Re: Querying partitioned Parquet files

Posted by Adam Gilmore <dr...@gmail.com>.
Just to clarify this, Jason - you don't necessarily need HDFS or the like
for this, if you had say a NFS volume (for example, Amazon Elastic File
System), you can still accomplish it, right?  Or merely if you had all
files duplicated on every node locally.

On Thu, Jul 30, 2015 at 10:00 AM, Jason Altekruse <al...@gmail.com>
wrote:

> Put a little more simply, the node that we end up planning the query on is
> going to enumerate the files we will be reading in the query so that we can
> assign work to given nodes. This currently assumes we are going to know at
> planning time (on the single node) all of the files to be read. This
> happens to work in a single node setup, because all of the work will be
> done on the single machine against one filesystem (the local fs). In the
> distributed case we currently require that we have a connection from each
> node to a DFS.
>
> There is an outstanding feature request to support a use case like querying
> a series of server logs, each machine may have a different number of log
> files. We will need to modify the planning process to allow for the
> description of a scan that is more flexible and allows enumerating the
> files on each machine separately when we go to actually read them.
>
> This JIRA discusses the issue you are facing in more detail, I believe we
> should have one outstanding for the feature request as well. I will try to
> take a look around for it and open one if I can't find it soon.
>
> https://issues.apache.org/jira/browse/DRILL-3230
>
> On Wed, Jul 29, 2015 at 4:14 PM, Kristine Hahn <kh...@maprtech.com> wrote:
>
> > Yes, you need a distributed file system to take advantage of Drill's
> query
> > planning. If you use multiple Drillbits and do not use a distributed file
> > system, the consistency of the fragment information cannot be maintained.
> >
> >
> >
> > Kristine Hahn
> > Sr. Technical Writer
> > 415-497-8107 @krishahn skype:krishahn
> >
> >
> > On Wed, Jul 29, 2015 at 4:37 AM, Geercken, Uwe <
> Uwe.Geercken@swissport.com
> > >
> > wrote:
> >
> > > Hello,
> > >
> > > If I have a list of partitioned parquet files on the filesystem and two
> > > drillbits with access to the filesystem and I query the data using the
> > > column I partitioned on in the where clause of the query, will both
> > > drillbits share the work?
> > >
> > > Or do I need a distributed filesystem such as Hadoop underlying to make
> > > the bits work in parallel (or work together)?
> > >
> > > Tks.
> > >
> > > Uwe
> > >
> >
>

Re: Querying partitioned Parquet files

Posted by Jason Altekruse <al...@gmail.com>.
Put a little more simply, the node that we end up planning the query on is
going to enumerate the files we will be reading in the query so that we can
assign work to given nodes. This currently assumes we are going to know at
planning time (on the single node) all of the files to be read. This
happens to work in a single node setup, because all of the work will be
done on the single machine against one filesystem (the local fs). In the
distributed case we currently require that we have a connection from each
node to a DFS.

There is an outstanding feature request to support a use case like querying
a series of server logs, each machine may have a different number of log
files. We will need to modify the planning process to allow for the
description of a scan that is more flexible and allows enumerating the
files on each machine separately when we go to actually read them.
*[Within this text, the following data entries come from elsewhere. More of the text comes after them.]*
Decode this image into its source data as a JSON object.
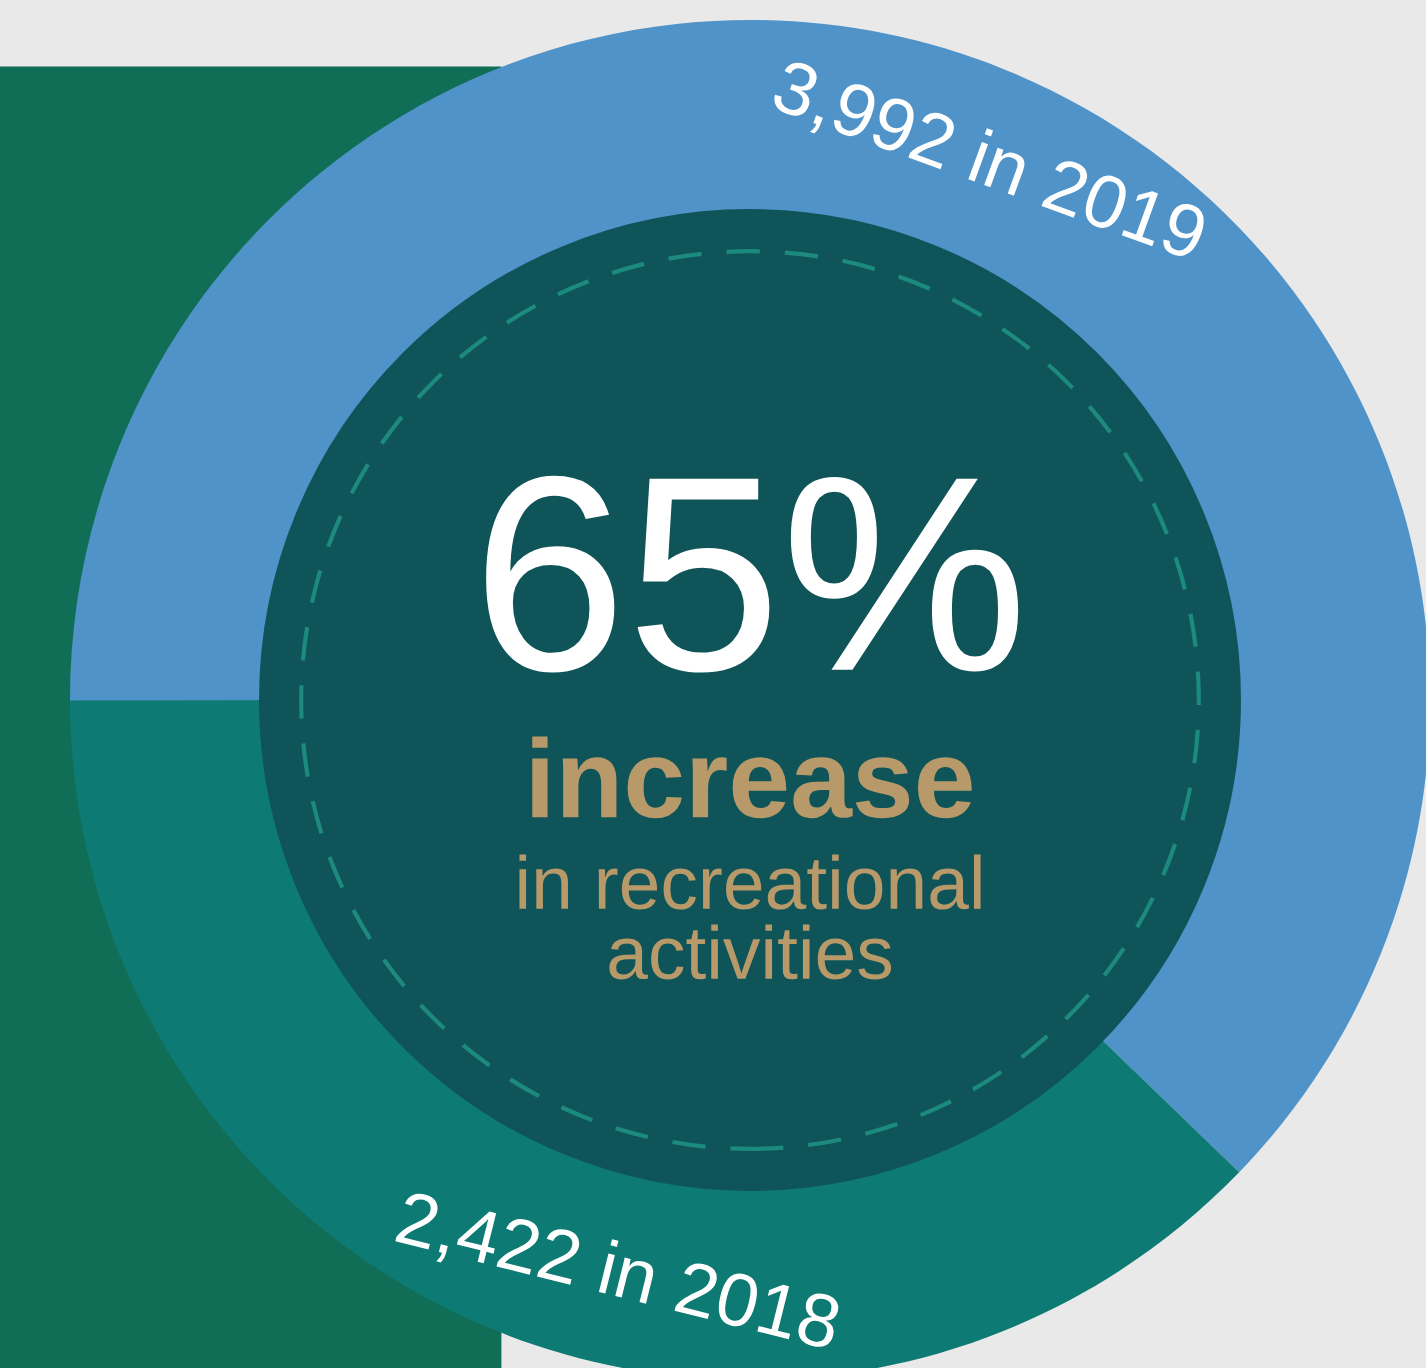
{
  "chart_data": {
    "type": "donut",
    "categories": [
      null,
      null
    ],
    "values": [
      3992,
      2422
    ],
    "colors": [
      "#4f93c9",
      "#0e7a74"
    ],
    "value_labels": [
      "3,992 in 2019",
      "2,422 in 2018"
    ],
    "legend": false,
    "annotations": [
      "65%",
      "increase",
      "in recreational\nactivities"
    ]
  }
}
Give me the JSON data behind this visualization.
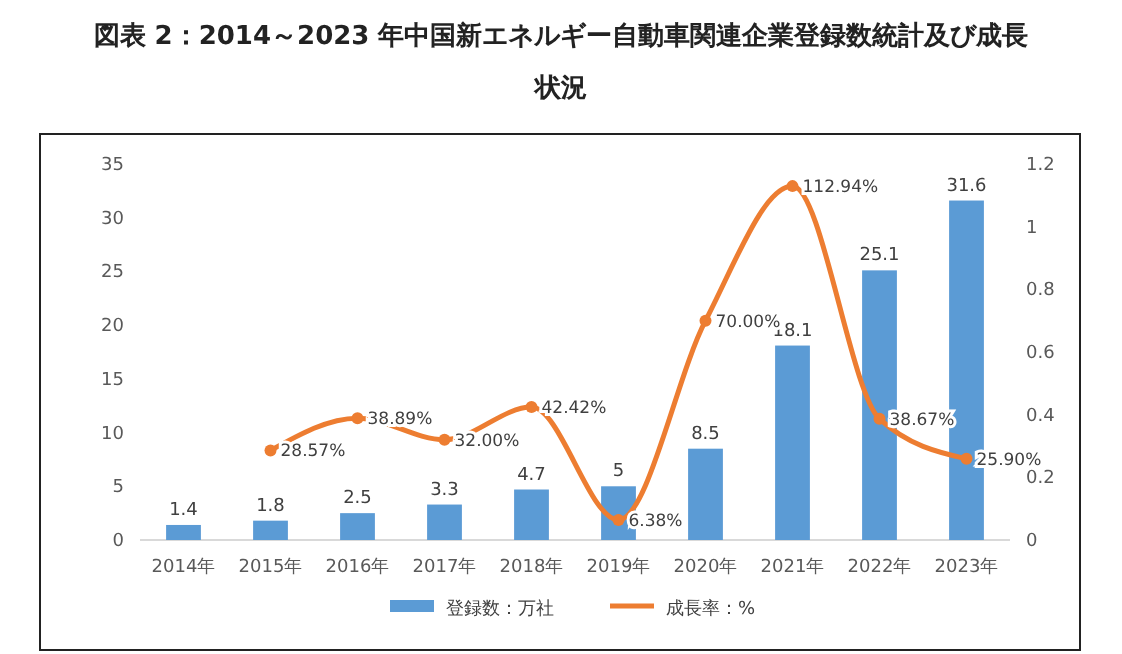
{
  "chart_data": {
    "type": "bar",
    "title": "図表 2：2014～2023 年中国新エネルギー自動車関連企業登録数統計及び成長状況",
    "categories": [
      "2014年",
      "2015年",
      "2016年",
      "2017年",
      "2018年",
      "2019年",
      "2020年",
      "2021年",
      "2022年",
      "2023年"
    ],
    "series": [
      {
        "name": "登録数：万社",
        "color": "#5b9bd5",
        "values": [
          1.4,
          1.8,
          2.5,
          3.3,
          4.7,
          5,
          8.5,
          18.1,
          25.1,
          31.6
        ],
        "value_labels": [
          "1.4",
          "1.8",
          "2.5",
          "3.3",
          "4.7",
          "5",
          "8.5",
          "18.1",
          "25.1",
          "31.6"
        ]
      },
      {
        "name": "成長率：%",
        "type": "line",
        "axis": "y2",
        "color": "#ed7d31",
        "marker": "circle",
        "values": [
          null,
          0.2857,
          0.3889,
          0.32,
          0.4242,
          0.0638,
          0.7,
          1.1294,
          0.3867,
          0.259
        ],
        "value_labels": [
          null,
          "28.57%",
          "38.89%",
          "32.00%",
          "42.42%",
          "6.38%",
          "70.00%",
          "112.94%",
          "38.67%",
          "25.90%"
        ]
      }
    ],
    "ylim": [
      0,
      35
    ],
    "yticks": [
      0,
      5,
      10,
      15,
      20,
      25,
      30,
      35
    ],
    "y2lim": [
      0,
      1.2
    ],
    "y2ticks": [
      0,
      0.2,
      0.4,
      0.6,
      0.8,
      1,
      1.2
    ],
    "legend": "bottom"
  }
}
This JIRA discusses the issue you are facing in more detail, I believe we
should have one outstanding for the feature request as well. I will try to
take a look around for it and open one if I can't find it soon.
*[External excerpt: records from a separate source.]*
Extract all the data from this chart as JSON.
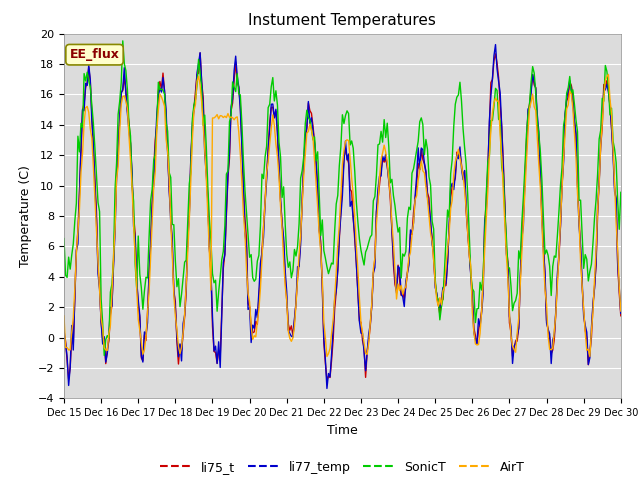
{
  "title": "Instument Temperatures",
  "xlabel": "Time",
  "ylabel": "Temperature (C)",
  "ylim": [
    -4,
    20
  ],
  "xlim": [
    0,
    360
  ],
  "x_tick_labels": [
    "Dec 15",
    "Dec 16",
    "Dec 17",
    "Dec 18",
    "Dec 19",
    "Dec 20",
    "Dec 21",
    "Dec 22",
    "Dec 23",
    "Dec 24",
    "Dec 25",
    "Dec 26",
    "Dec 27",
    "Dec 28",
    "Dec 29",
    "Dec 30"
  ],
  "x_tick_positions": [
    0,
    24,
    48,
    72,
    96,
    120,
    144,
    168,
    192,
    216,
    240,
    264,
    288,
    312,
    336,
    360
  ],
  "annotation_text": "EE_flux",
  "colors": {
    "li75_t": "#cc0000",
    "li77_temp": "#0000cc",
    "SonicT": "#00cc00",
    "AirT": "#ffaa00"
  },
  "background_color": "#dcdcdc",
  "fig_background": "#ffffff",
  "legend_labels": [
    "li75_t",
    "li77_temp",
    "SonicT",
    "AirT"
  ]
}
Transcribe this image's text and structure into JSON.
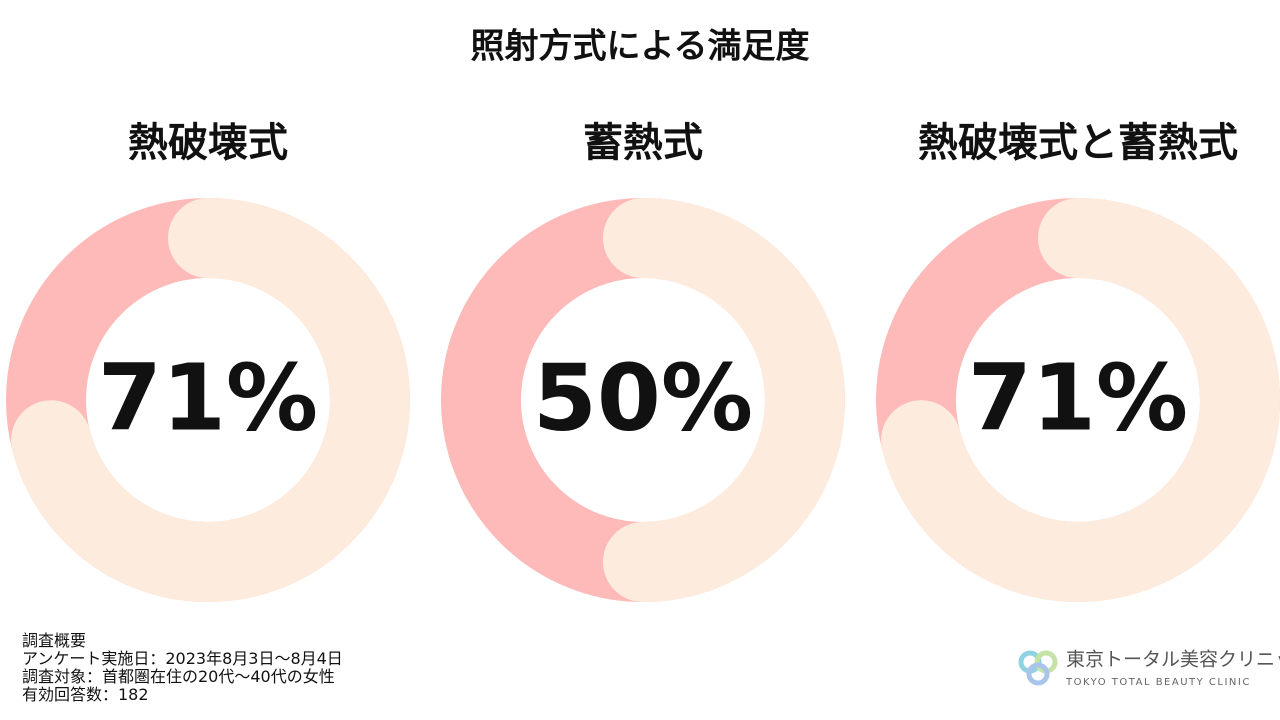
{
  "title": "照射方式による満足度",
  "chart_data": [
    {
      "type": "donut",
      "title": "熱破壊式",
      "values": [
        71
      ],
      "value_labels": [
        "71%"
      ],
      "color": "#fdecdd",
      "track_color": "#fdbab8"
    },
    {
      "type": "donut",
      "title": "蓄熱式",
      "values": [
        50
      ],
      "value_labels": [
        "50%"
      ],
      "color": "#fdecdd",
      "track_color": "#fdbab8"
    },
    {
      "type": "donut",
      "title": "熱破壊式と蓄熱式",
      "values": [
        71
      ],
      "value_labels": [
        "71%"
      ],
      "color": "#fdecdd",
      "track_color": "#fdbab8"
    }
  ],
  "notes": [
    "調査概要",
    "アンケート実施日：2023年8月3日〜8月4日",
    "調査対象：首都圏在住の20代〜40代の女性",
    "有効回答数：182"
  ],
  "logo": {
    "name": "東京トータル美容クリニック",
    "subtitle": "TOKYO TOTAL BEAUTY CLINIC"
  }
}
https://issues.apache.org/jira/browse/DRILL-3230

On Wed, Jul 29, 2015 at 4:14 PM, Kristine Hahn <kh...@maprtech.com> wrote:

> Yes, you need a distributed file system to take advantage of Drill's query
> planning. If you use multiple Drillbits and do not use a distributed file
> system, the consistency of the fragment information cannot be maintained.
>
>
>
> Kristine Hahn
> Sr. Technical Writer
> 415-497-8107 @krishahn skype:krishahn
>
>
> On Wed, Jul 29, 2015 at 4:37 AM, Geercken, Uwe <Uwe.Geercken@swissport.com
> >
> wrote:
>
> > Hello,
> >
> > If I have a list of partitioned parquet files on the filesystem and two
> > drillbits with access to the filesystem and I query the data using the
> > column I partitioned on in the where clause of the query, will both
> > drillbits share the work?
> >
> > Or do I need a distributed filesystem such as Hadoop underlying to make
> > the bits work in parallel (or work together)?
> >
> > Tks.
> >
> > Uwe
> >
>

Re: Querying partitioned Parquet files

Posted by Kristine Hahn <kh...@maprtech.com>.
Yes, you need a distributed file system to take advantage of Drill's query
planning. If you use multiple Drillbits and do not use a distributed file
system, the consistency of the fragment information cannot be maintained.



Kristine Hahn
Sr. Technical Writer
415-497-8107 @krishahn skype:krishahn


On Wed, Jul 29, 2015 at 4:37 AM, Geercken, Uwe <Uw...@swissport.com>
wrote:

> Hello,
>
> If I have a list of partitioned parquet files on the filesystem and two
> drillbits with access to the filesystem and I query the data using the
> column I partitioned on in the where clause of the query, will both
> drillbits share the work?
>
> Or do I need a distributed filesystem such as Hadoop underlying to make
> the bits work in parallel (or work together)?
>
> Tks.
>
> Uwe
>